TOWSON, Md. -- Joe Flacco rolled out of bed on the Towson University campus early Tuesday morning, piled into his truck with rookie wide receiver Torrey Smith and quarterback Tyrod Taylor and headed to practice. Derrick Mason showed up to the field a few minutes late. College students looked on from class above. There wasn't a coach in sight.
So it might not exactly be the big time, with all the creature comforts the Baltimore Ravens are accustomed to at their sparkling training facility in Owings Mills, but for spring football in a lockout, it will do just fine.
Roughly 25 Ravens -- including many rookies and offensive stars such as Flacco, Mason, Anquan Boldin and Ray Rice -- assembled at Johnny Unitas Field for the first of three days of player-organized workouts. Mason was the driving force behind the sessions, working with officials at the school, which is located a few miles outside of Baltimore. Tuesday's session was the only one open to the media.
"I set this up to see these guys, really," said Mason, one of the Ravens' vocal leaders. "You miss being around the guys."
Mason took a good bit of chiding for being the last player to arrive, getting stuck in traffic. "Good thing Coach (John) Harbaugh isn't here to fine me," Mason jokingly said.
The Ravens spent several hours on the field this morning and then more time lifting together in the afternoon. Route running took up the bulk of the football drills, with this make-shift roster comprised almost exclusively of quarterbacks, wide receivers, running backs and defensive backs. These three days are about much more than doing rudimentary on-field work, however, with the bonding time between veterans and rookies, and the time spent teaching them the offense most imperative, particularly at a time when minicamps, organized team activities and even a normal training camp might be lost.
There is no denying that the NFL lockout will take the biggest toll on the incoming class of players. Normally, they would be spending hours per day huddled with coaches and teammates while systems were being stalled. All of that May and June teaching time has been sacrificed now, and whenever football does resume, it could be with a greatly truncated training camp -- hence the spread of camps like these around the league.
"It hurts, it definitely hurts the rookies," Smith, a second-round draft pick out of Maryland, said about the lockout. "You have to try to make up for it and learn as much as you can from your teammates."
Flacco was enthused by what he saw from rookie receivers Smith and Tandon Doss on Tuesday, excited to finally throw balls to them as they weren't yet drafted at the time of the team's last passing camp, in Arizona.
"To get these guys out here and kind of show them the way a little bit, is a big deal," Flacco said of the time with the rookies.

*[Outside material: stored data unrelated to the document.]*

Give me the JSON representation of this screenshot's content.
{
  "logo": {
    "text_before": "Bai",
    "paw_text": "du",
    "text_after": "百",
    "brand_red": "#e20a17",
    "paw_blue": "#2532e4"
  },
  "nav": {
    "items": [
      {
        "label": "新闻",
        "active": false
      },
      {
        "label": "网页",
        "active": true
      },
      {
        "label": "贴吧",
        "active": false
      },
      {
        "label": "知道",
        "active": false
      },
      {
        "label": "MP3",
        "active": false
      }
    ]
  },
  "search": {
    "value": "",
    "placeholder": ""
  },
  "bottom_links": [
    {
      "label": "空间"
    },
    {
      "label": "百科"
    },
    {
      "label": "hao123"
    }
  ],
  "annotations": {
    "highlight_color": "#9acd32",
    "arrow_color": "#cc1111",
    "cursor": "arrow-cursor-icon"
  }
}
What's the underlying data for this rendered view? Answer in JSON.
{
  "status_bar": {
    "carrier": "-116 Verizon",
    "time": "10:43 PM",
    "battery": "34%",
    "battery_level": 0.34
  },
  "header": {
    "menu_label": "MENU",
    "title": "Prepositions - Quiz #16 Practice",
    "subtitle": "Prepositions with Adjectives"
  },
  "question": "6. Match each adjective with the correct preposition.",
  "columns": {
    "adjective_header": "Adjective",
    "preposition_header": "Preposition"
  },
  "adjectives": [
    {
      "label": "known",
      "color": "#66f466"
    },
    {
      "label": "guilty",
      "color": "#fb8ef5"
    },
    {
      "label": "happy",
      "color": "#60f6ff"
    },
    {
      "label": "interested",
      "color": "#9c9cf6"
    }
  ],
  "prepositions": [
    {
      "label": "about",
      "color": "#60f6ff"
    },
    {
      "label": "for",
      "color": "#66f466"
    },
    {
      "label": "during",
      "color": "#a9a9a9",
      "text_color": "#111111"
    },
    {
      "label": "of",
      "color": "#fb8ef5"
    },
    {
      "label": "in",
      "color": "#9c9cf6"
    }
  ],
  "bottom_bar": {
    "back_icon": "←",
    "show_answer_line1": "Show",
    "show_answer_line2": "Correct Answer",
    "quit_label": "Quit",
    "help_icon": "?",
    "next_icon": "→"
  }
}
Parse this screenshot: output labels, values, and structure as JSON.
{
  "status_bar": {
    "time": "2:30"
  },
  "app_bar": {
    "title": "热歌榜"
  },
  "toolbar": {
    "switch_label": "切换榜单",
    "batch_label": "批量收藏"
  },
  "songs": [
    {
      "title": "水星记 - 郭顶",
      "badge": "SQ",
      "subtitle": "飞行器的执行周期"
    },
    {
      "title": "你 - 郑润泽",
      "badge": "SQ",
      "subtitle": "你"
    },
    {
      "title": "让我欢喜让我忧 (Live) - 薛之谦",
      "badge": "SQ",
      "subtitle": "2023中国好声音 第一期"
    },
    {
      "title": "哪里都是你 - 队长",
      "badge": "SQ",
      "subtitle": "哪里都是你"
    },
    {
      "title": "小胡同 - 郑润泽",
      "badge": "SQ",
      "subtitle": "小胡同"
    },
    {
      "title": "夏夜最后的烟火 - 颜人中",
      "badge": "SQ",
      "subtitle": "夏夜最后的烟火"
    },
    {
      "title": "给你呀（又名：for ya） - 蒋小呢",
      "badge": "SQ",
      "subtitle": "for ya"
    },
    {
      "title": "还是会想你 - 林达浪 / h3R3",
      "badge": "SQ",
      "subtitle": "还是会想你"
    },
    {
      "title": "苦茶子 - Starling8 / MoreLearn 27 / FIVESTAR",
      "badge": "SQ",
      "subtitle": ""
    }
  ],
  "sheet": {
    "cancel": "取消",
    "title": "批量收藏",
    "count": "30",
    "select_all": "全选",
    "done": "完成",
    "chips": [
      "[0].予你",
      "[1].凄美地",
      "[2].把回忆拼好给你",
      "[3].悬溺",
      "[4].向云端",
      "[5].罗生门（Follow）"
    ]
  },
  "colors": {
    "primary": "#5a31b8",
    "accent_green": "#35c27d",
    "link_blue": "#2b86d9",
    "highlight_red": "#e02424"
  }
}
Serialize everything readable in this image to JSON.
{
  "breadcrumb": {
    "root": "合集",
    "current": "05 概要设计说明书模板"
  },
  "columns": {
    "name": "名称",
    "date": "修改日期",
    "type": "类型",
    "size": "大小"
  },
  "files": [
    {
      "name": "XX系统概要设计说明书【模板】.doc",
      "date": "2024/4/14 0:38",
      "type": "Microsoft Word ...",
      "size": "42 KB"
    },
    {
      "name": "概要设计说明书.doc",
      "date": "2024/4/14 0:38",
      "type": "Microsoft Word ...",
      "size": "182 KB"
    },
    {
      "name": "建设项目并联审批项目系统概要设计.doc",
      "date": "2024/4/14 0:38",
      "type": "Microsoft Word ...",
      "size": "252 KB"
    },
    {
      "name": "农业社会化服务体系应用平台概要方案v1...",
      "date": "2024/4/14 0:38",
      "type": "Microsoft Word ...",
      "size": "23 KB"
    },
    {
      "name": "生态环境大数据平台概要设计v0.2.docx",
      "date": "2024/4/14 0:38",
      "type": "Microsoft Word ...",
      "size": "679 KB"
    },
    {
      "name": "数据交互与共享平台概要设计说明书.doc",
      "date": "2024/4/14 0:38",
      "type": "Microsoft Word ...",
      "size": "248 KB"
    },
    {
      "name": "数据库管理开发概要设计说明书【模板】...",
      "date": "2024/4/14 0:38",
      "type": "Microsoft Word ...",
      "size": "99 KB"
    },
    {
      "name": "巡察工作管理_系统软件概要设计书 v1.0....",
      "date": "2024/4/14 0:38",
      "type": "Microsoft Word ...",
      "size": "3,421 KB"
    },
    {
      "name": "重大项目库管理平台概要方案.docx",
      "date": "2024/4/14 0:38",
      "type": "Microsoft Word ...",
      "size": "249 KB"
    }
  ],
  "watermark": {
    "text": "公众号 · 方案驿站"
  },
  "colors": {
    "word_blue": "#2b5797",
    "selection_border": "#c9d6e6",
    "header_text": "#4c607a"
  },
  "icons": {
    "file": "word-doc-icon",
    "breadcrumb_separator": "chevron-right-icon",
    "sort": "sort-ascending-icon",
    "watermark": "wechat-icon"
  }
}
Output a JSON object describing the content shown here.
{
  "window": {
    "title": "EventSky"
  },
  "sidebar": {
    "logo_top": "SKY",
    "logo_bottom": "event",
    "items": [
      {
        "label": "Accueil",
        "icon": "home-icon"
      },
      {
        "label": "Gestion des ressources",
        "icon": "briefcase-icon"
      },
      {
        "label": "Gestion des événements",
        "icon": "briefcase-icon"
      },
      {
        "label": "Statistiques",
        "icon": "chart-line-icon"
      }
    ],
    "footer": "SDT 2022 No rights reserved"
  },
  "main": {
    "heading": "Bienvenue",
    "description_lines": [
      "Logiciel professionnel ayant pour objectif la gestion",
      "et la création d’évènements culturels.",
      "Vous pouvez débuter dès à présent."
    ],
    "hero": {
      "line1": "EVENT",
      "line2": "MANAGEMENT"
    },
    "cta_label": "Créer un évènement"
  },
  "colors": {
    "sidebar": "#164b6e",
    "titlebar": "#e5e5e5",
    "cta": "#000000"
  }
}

Rookie running back Anthony Allen, a seventh-round pick out of Georgia Tech, likened the feeling of finally getting on the same field as all of these elite pros to "the first day of high school or college," and said he did feel some nerves at first. (Veteran players are helping pay for some of the rookies to get here; Allen, for instance, said he has $17 in his bank account right now).
"I want to get with Flacco and get with Ray (Rice) and try to get in the playbook and get some simple things down," Allen said.
The veterans are trying to eliminate any uneasiness. They're welcoming the youngsters -- first-round pick Jimmy Smith was the only notable absence -- and trying to make them feel at home. They have brought their playbooks -- Boldin made several photocopies of his, for instance. Flacco is staying with the rookies at a nearby hotel to spend as much time with them as possible, including giving rides to and from practice.
"I'm looking forward to sitting down these guys and getting to coach some," Rice said. "We're going to go over plays and write some things up and just get together on the principles of our offense."
Flacco said he planned for 90 minutes to two hours of teaching time each night with the rookie quarterbacks and receivers. "We're going to go over the basics," he said. "I'm not going to overload them."
Mason said he was hopeful that the eager rookies would spend as much time studying the offense with him as possible. "I'll stay as long as they want," he said. "I don't have anything else to do."
Just being back on the field provided some much-wanted comfort amid all the frustration and emotion of the lockout. Mason noted that he stands by his critical comments about NFL Commissioner Roger Goodell from earlier this offseason, saying he would be "a coward" to do otherwise, but said that he knows Goodell wants to get a deal done and hopes it happens soon.
But Mason, the Ravens' player representative, also noted that he believes it could be months before we get a deal.
"I'm an optimistic person ... but we're talking maybe July, and that's a maybe," he said. "Hopefully, we can put everything aside and get a deal, so we don't miss football."
In the meantime, the Ravens are cherishing the simple rituals and familiar sights and sounds of the game (minus the cracking of pads, that is).
"I'm excited to be around all my teammates, and future teammates," said Rice, who was all smiles Tuesday. "It felt good to set my alarm clock for practice."